La registrazione di una conversazione tra presenti, se finalizzata al legittimo esercizio del diritto difesa, non può, in quanto tale, integrare un illecito disciplinare Cassazione 287398 del 29 Settembre 2022.
La registrazione di una conversazione tra persone presenti su un nastro magnetico costituisce fonte di prova nei limiti specificatamente individuati.
E' quanto stabilito dalla Suprema Corte di Cassazione, confermando il proprio orientamento, nella sentenza 287398 del 29 Settembre 2022.
Quanto affermato, a condizione che la persona avverso il quale la stessa registrazione viene prodotta non contesti che la conversazione sia realmente avvenuta, contestazione che deve svolgersi nel rispetto delle preclusioni processuali di cui agli artt. 167 e 183 c.p.c., deve essere chiara, circostanziata ed esplicita e concretizzarsi nell'allegazione di elementi che attestino la non corrispondenza tra la realtà fattuale e quella riprodotta (cfr. Cass. nn. 1250/2018 e 5259/2017).
Antresì, sempre che almeno una delle persone, tra cui la conversazione si svolge, sia parte in causa.
Affinchè la registrazione di una conversazione, avvenuta tra un dipendente e i colleghi presenti e ignari della registrazione stessa, non configuri una grave violazione del diritto alla riservatezza, tale da giustificare il licenziamento, occorre fare riferimento alla norma di cui all'art. 24 del D.Lgs. n. 196/2003.

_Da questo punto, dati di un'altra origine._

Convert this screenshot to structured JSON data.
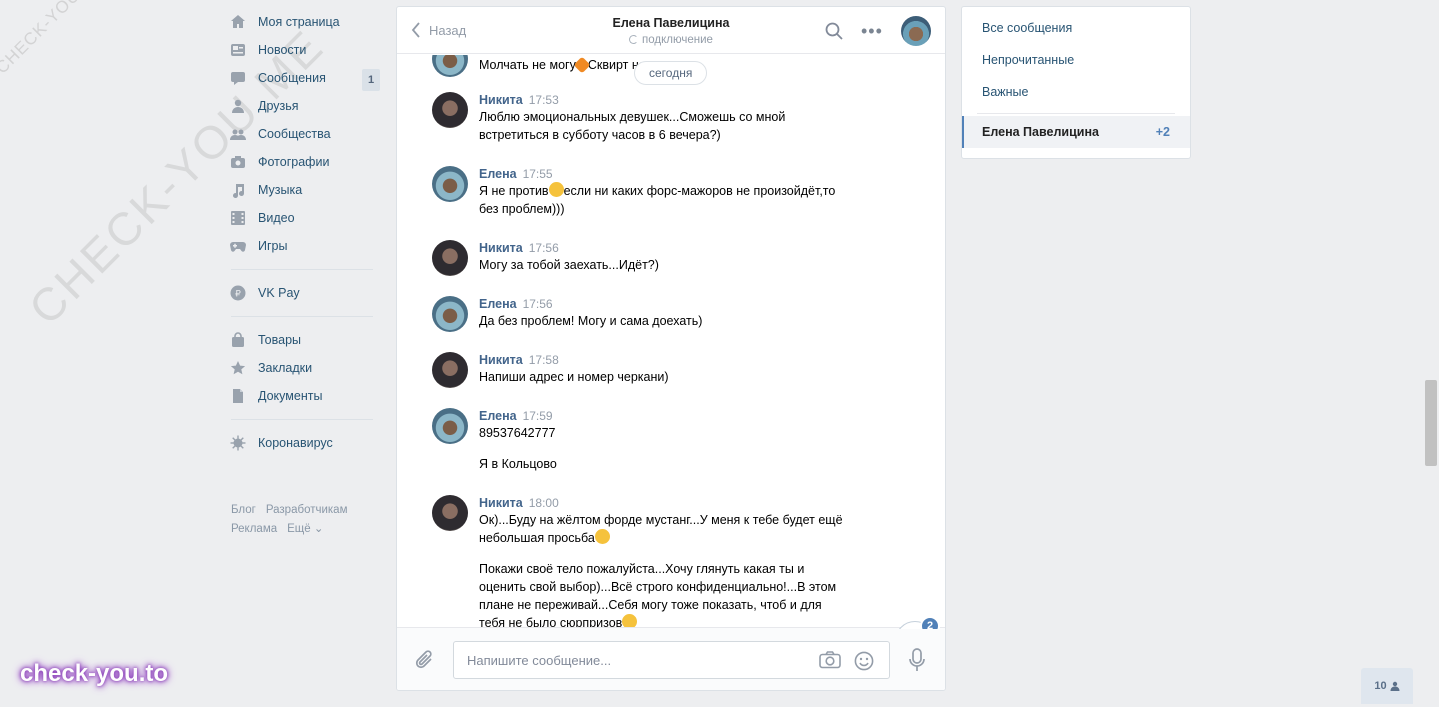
{
  "nav": {
    "items": [
      {
        "label": "Моя страница",
        "icon": "home-icon"
      },
      {
        "label": "Новости",
        "icon": "news-icon"
      },
      {
        "label": "Сообщения",
        "icon": "messages-icon",
        "count": "1"
      },
      {
        "label": "Друзья",
        "icon": "friends-icon"
      },
      {
        "label": "Сообщества",
        "icon": "communities-icon"
      },
      {
        "label": "Фотографии",
        "icon": "photo-icon"
      },
      {
        "label": "Музыка",
        "icon": "music-icon"
      },
      {
        "label": "Видео",
        "icon": "video-icon"
      },
      {
        "label": "Игры",
        "icon": "games-icon"
      }
    ],
    "vkpay": {
      "label": "VK Pay",
      "icon": "vkpay-icon"
    },
    "items2": [
      {
        "label": "Товары",
        "icon": "bag-icon"
      },
      {
        "label": "Закладки",
        "icon": "star-icon"
      },
      {
        "label": "Документы",
        "icon": "document-icon"
      }
    ],
    "corona": {
      "label": "Коронавирус",
      "icon": "virus-icon"
    },
    "footer": [
      "Блог",
      "Разработчикам",
      "Реклама",
      "Ещё ⌄"
    ]
  },
  "chat": {
    "back_label": "Назад",
    "peer_name": "Елена Павелицина",
    "peer_status": "подключение",
    "date_pill": "сегодня",
    "partial_message": "Молчать не могу",
    "partial_message_tail": "Сквирт нол",
    "messages": [
      {
        "author": "Никита",
        "time": "17:53",
        "side": "n",
        "texts": [
          "Люблю эмоциональных девушек...Сможешь со мной\nвстретиться в субботу часов в 6 вечера?)"
        ]
      },
      {
        "author": "Елена",
        "time": "17:55",
        "side": "e",
        "texts": [
          "Я не против",
          "если ни каких форс-мажоров не произойдёт,то\nбез проблем)))"
        ]
      },
      {
        "author": "Никита",
        "time": "17:56",
        "side": "n",
        "texts": [
          "Могу за тобой заехать...Идёт?)"
        ]
      },
      {
        "author": "Елена",
        "time": "17:56",
        "side": "e",
        "texts": [
          "Да без проблем! Могу и сама доехать)"
        ]
      },
      {
        "author": "Никита",
        "time": "17:58",
        "side": "n",
        "texts": [
          "Напиши адрес и номер черкани)"
        ]
      },
      {
        "author": "Елена",
        "time": "17:59",
        "side": "e",
        "texts": [
          "89537642777",
          "Я в Кольцово"
        ]
      },
      {
        "author": "Никита",
        "time": "18:00",
        "side": "n",
        "texts": [
          "Ок)...Буду на жёлтом форде мустанг...У меня к тебе будет ещё\nнебольшая просьба",
          "Покажи своё тело пожалуйста...Хочу глянуть какая ты и\nоценить свой выбор)...Всё строго конфиденциально!...В этом\nплане не переживай...Себя могу тоже показать, чтоб и для\nтебя не было сюрпризов"
        ]
      }
    ],
    "unread_badge": "2",
    "input_placeholder": "Напишите сообщение..."
  },
  "right_panel": {
    "filters": [
      "Все сообщения",
      "Непрочитанные",
      "Важные"
    ],
    "conversation": {
      "name": "Елена Павелицина",
      "count": "+2"
    }
  },
  "online_count": "10",
  "watermarks": {
    "small": "CHECK-YOU.ME",
    "big": "CHECK-YOU.ME",
    "logo": "check-you.to"
  },
  "colors": {
    "link": "#285473",
    "accent": "#5181b8",
    "author": "#42648b",
    "background": "#edeef0"
  }
}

Tale disposizione, come già chiarito recentemente dalla Cassazione n. 31204/2021, consente di prescindere dal consenso dell'interessato laddove il trattamento dei dati, che non riguardino una parte del giudizio in cui la produzione viene eseguita, risulti necessario per far valere o difendere un diritto, a condizione che essi siano trattati esclusivamente per tali finalità e per il periodo strettamente necessario al loro perseguimento.
Di conseguenza, non integra un illecito disciplinare la condotta del lavoratore che, per tutelare la propria posizione in azienda e, altresì, per precostituirsi un mezzo di prova, abbia effettuato tali registrazioni qualora tale condotta risponda alle necessità conseguenti al legittimo esercizio di un diritto, purché essa sia pertinente alla tesi difensiva e non eccedente le finalità della medesima (cfr. Cass. n. 11322/2018). Il che, ad avviso della Cassazione, trova applicazione nel caso di specie in cui il lavoratore, gravato del difficile assolvimento dell'onere probatorio, ha denunciato la ritorsività del licenziamento intimatogli avvalendosi, a scopo difensivo, delle registrazioni di conversazioni effettuate in azienda.
La giurisprudenza di , In relazione al diritto di difesa, ha già avuto modo di affermare che esso non va inteso come limitato alla pura e semplice sede processuale, giacché tale diritto si estende a tutte quelle attività dirette ad acquisire prove utilizzabili in giudizio, prima ancora che la controversia sia stata formalmente instaurata.
Pertanto, la condotta di registrazione di una conversazione tra presenti, se rispondente alle necessità conseguenti al legittimo esercizio del diritto di difesa, essendo coperta dall'efficacia scriminante di cui all'art. 51 c.p., di portata generale nell'ordinamento e non limitata soltanto all'ambito penalistico, non può, in quanto tale, integrare un illecito disciplinare: occorre, quindi, bilanciare attentamente la tutela di due diritti fondamentali, quali la garanzia della libertà personale, sotto il profilo della riservatezza delle comunicazioni, e il diritto alla difesa.